"Un sindacato per gli #influencer": i fenomeni del web scoprono la realtà

La proposta è stata lanciata da una delle star dei social, Mafalda De Simone, che denuncia i rischi in cui rischia di incappare la categoria. Ma basta darsi da fare senza lamentarsi

"Un sindacato per gli #influencer": i fenomeni del web scoprono la realtà

Gli influencer italiani vogliono un sindacato. Potrebbe sembrare una proposta incredibile, eppure se ne parla sempre più spesso. Da ultima, ci ha pensato la 25enne Mafalda De Simone a lanciare l'appello. Di professione fenomeno del web, il suo account Instagram conta 180mila follower, in costante aumento visto il dibattito mediatico scatenato dalla sua battaglia per il bene della categoria. O forse si tratta solo di una trovata di marketing?

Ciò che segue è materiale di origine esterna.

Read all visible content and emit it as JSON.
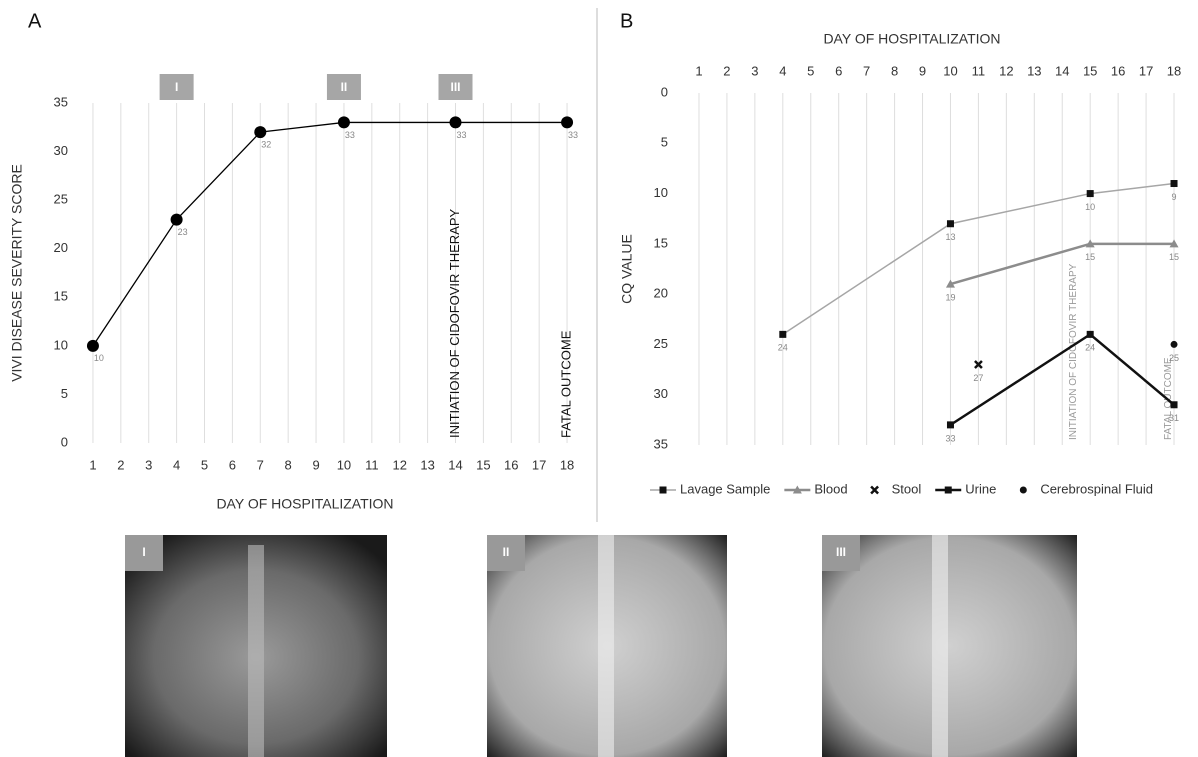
{
  "figure_labels": {
    "panels": [
      "A",
      "B"
    ],
    "images": [
      "I",
      "II",
      "III"
    ]
  },
  "chart_data": [
    {
      "type": "line",
      "x_label": "DAY OF HOSPITALIZATION",
      "y_label": "VIVI DISEASE SEVERITY SCORE",
      "xlim": [
        0.5,
        18.5
      ],
      "xticks": [
        1,
        2,
        3,
        4,
        5,
        6,
        7,
        8,
        9,
        10,
        11,
        12,
        13,
        14,
        15,
        16,
        17,
        18
      ],
      "ylim": [
        0,
        35
      ],
      "yticks": [
        0,
        5,
        10,
        15,
        20,
        25,
        30,
        35
      ],
      "grid": "x",
      "xaxis_position": "bottom",
      "series": [
        {
          "color": "#000000",
          "marker": "circle",
          "line_width": 1.3,
          "x": [
            1,
            4,
            7,
            10,
            14,
            18
          ],
          "values": [
            10,
            23,
            32,
            33,
            33,
            33
          ]
        }
      ],
      "phase_markers": [
        {
          "x": 4,
          "label": "I"
        },
        {
          "x": 10,
          "label": "II"
        },
        {
          "x": 14,
          "label": "III"
        }
      ],
      "annotations": [
        {
          "x": 14,
          "text": "INITIATION OF CIDOFOVIR THERAPY"
        },
        {
          "x": 18,
          "text": "FATAL OUTCOME"
        }
      ]
    },
    {
      "type": "line",
      "x_label": "DAY OF HOSPITALIZATION",
      "y_label": "CQ VALUE",
      "xlim": [
        0.5,
        18.5
      ],
      "xticks": [
        1,
        2,
        3,
        4,
        5,
        6,
        7,
        8,
        9,
        10,
        11,
        12,
        13,
        14,
        15,
        16,
        17,
        18
      ],
      "ylim": [
        35,
        0
      ],
      "yticks": [
        0,
        5,
        10,
        15,
        20,
        25,
        30,
        35
      ],
      "grid": "x",
      "xaxis_position": "top",
      "legend": "bottom",
      "series": [
        {
          "name": "Lavage Sample",
          "color": "#a6a6a6",
          "marker_color": "#111111",
          "marker": "square",
          "line_width": 1.5,
          "x": [
            4,
            10,
            15,
            18
          ],
          "values": [
            24,
            13,
            10,
            9
          ]
        },
        {
          "name": "Blood",
          "color": "#8c8c8c",
          "marker_color": "#8c8c8c",
          "marker": "triangle",
          "line_width": 2.5,
          "x": [
            10,
            15,
            18
          ],
          "values": [
            19,
            15,
            15
          ]
        },
        {
          "name": "Stool",
          "color": "#111111",
          "marker_color": "#111111",
          "marker": "x",
          "line_width": 0,
          "x": [
            11
          ],
          "values": [
            27
          ]
        },
        {
          "name": "Urine",
          "color": "#111111",
          "marker_color": "#111111",
          "marker": "square",
          "line_width": 2.5,
          "x": [
            10,
            15,
            18
          ],
          "values": [
            33,
            24,
            31
          ]
        },
        {
          "name": "Cerebrospinal Fluid",
          "color": "#111111",
          "marker_color": "#111111",
          "marker": "circle",
          "line_width": 0,
          "x": [
            18
          ],
          "values": [
            25
          ]
        }
      ],
      "annotations": [
        {
          "x": 14.4,
          "text": "INITIATION OF CIDOFOVIR THERAPY"
        },
        {
          "x": 17.8,
          "text": "FATAL OUTCOME"
        }
      ]
    }
  ]
}
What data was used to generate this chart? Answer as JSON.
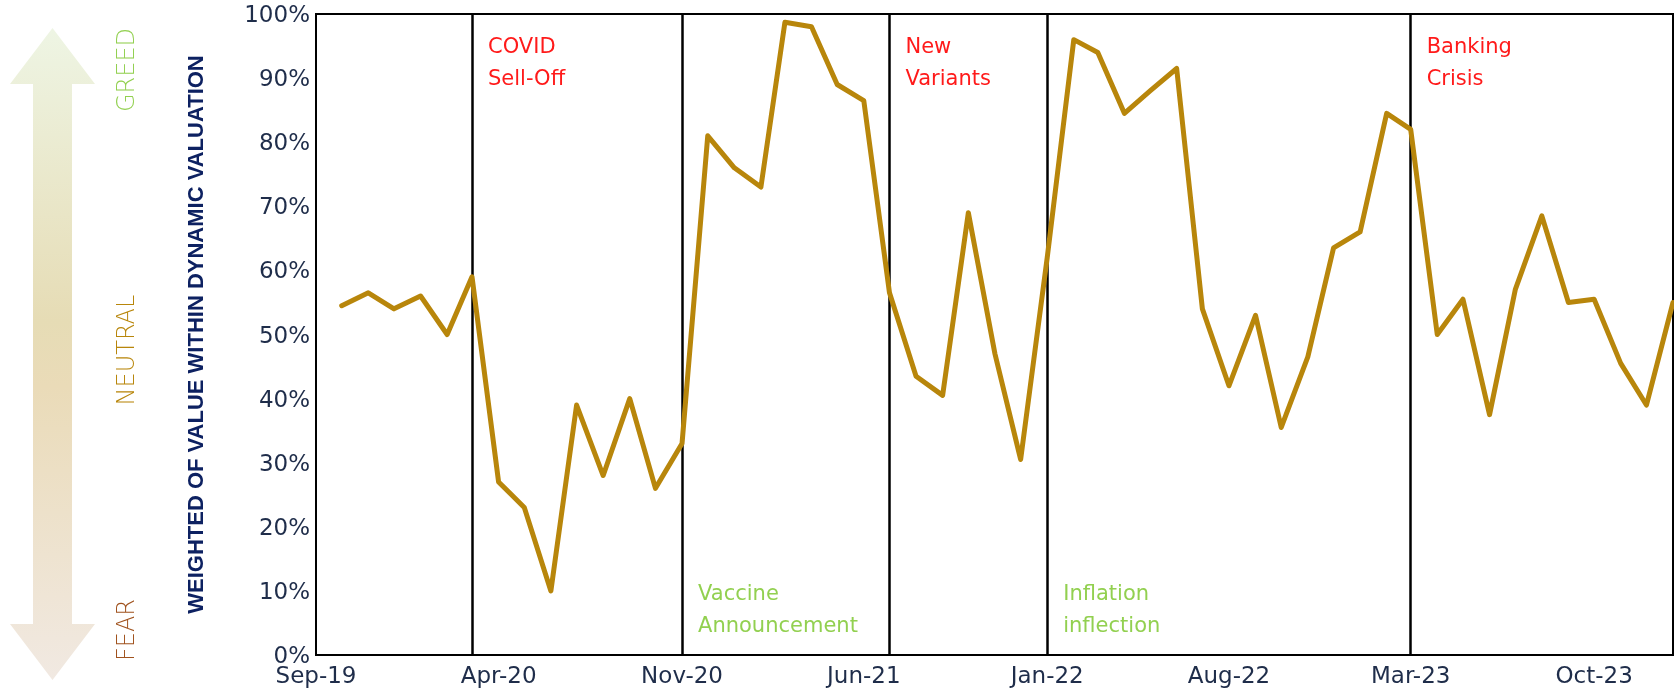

Ad ogni modo, il fronte degli "instagrammer" senza tutele è bello corposo e fa leva sul presunto provincialismo italiano che non riconosce la bontà e la dignità di quello che definiscono "il lavoro del futuro". Nel mondo anglosassone, in effetti, dal 2020 esistono le sigle AIC (American Influencer Council) e TCU (The Creator Union) che regolano gli aspetti economici del mestiere, supervisionando i contratti e garantendo un trattamento paritario alle star del web. Non tutti gli influencer - dicono - sono Chiara Ferragni (23 milioni di follower solo su Instagram), molti scoprono il "successo" quasi per caso e quando aumentano i seguaci sopra le 50mila unità si ritrovano catapultati in un mondo più grande di loro. Senza preparazione, senza formazione, senza competenze specifiche, devono trattare contratti con aziende che li vorrebbero come testimonial ma da cui rischiano di essere truffati. Paradossale che un canovaccio simile sia spesso recitato dalle altre parti in causa - gli imprenditori - che denunciano i "capricci" delle star in cerca solo di una notte gratis in un resort o di una cena offerta dallo chef stellato di turno. Un grande tutti contro tutti, verrebbe da dire.

È chiaro che il mondo dei social si basi su meccanismi volatili. Che scoperta. Per non rischiare la fregatura, o peggio, l'oblio, gli influencer chiedono tutele. Ma non sono gli stessi che per darsi un tono si definiscono "imprenditori del web"? Ebbene, l'imprenditoria nel libero mercato funziona così: si studia (in Italia esiste un solo corso specifico per influencer, organizzato dall'università telematica E-Campus), si fa la gavetta, si registra una partita iva presso la Camera di Commercio (per gli Influencer esiste un Codice Ateco, il 73.11.02 - Conduzione di campagne di marketing e altri servizi pubblicitari) e ci si misura col mercato.

Per le burocrazie esistono delle figure professionali a cui far ricorso (commercialisti, avvocati, contabili, agenti), e nel "rischio" è compreso anche quello di incappare in situazioni spiacevoli. Al massimo, basta creare una "Associazione Nazionale Influencer" ed affiliarsi ad una delle sigle sindacali che esistono già.

La sensazione invece è che questi lamenti facciano perdere patina al loro mondo dorato e li rendano

testimonial di idee un po' straccione e per nulla necessarie. Fanno i campioni di stories, foto artistiche e vita mondana per poi, d'improvviso, restare traumatizzati di fronte ad una cosa basilare: la realtà.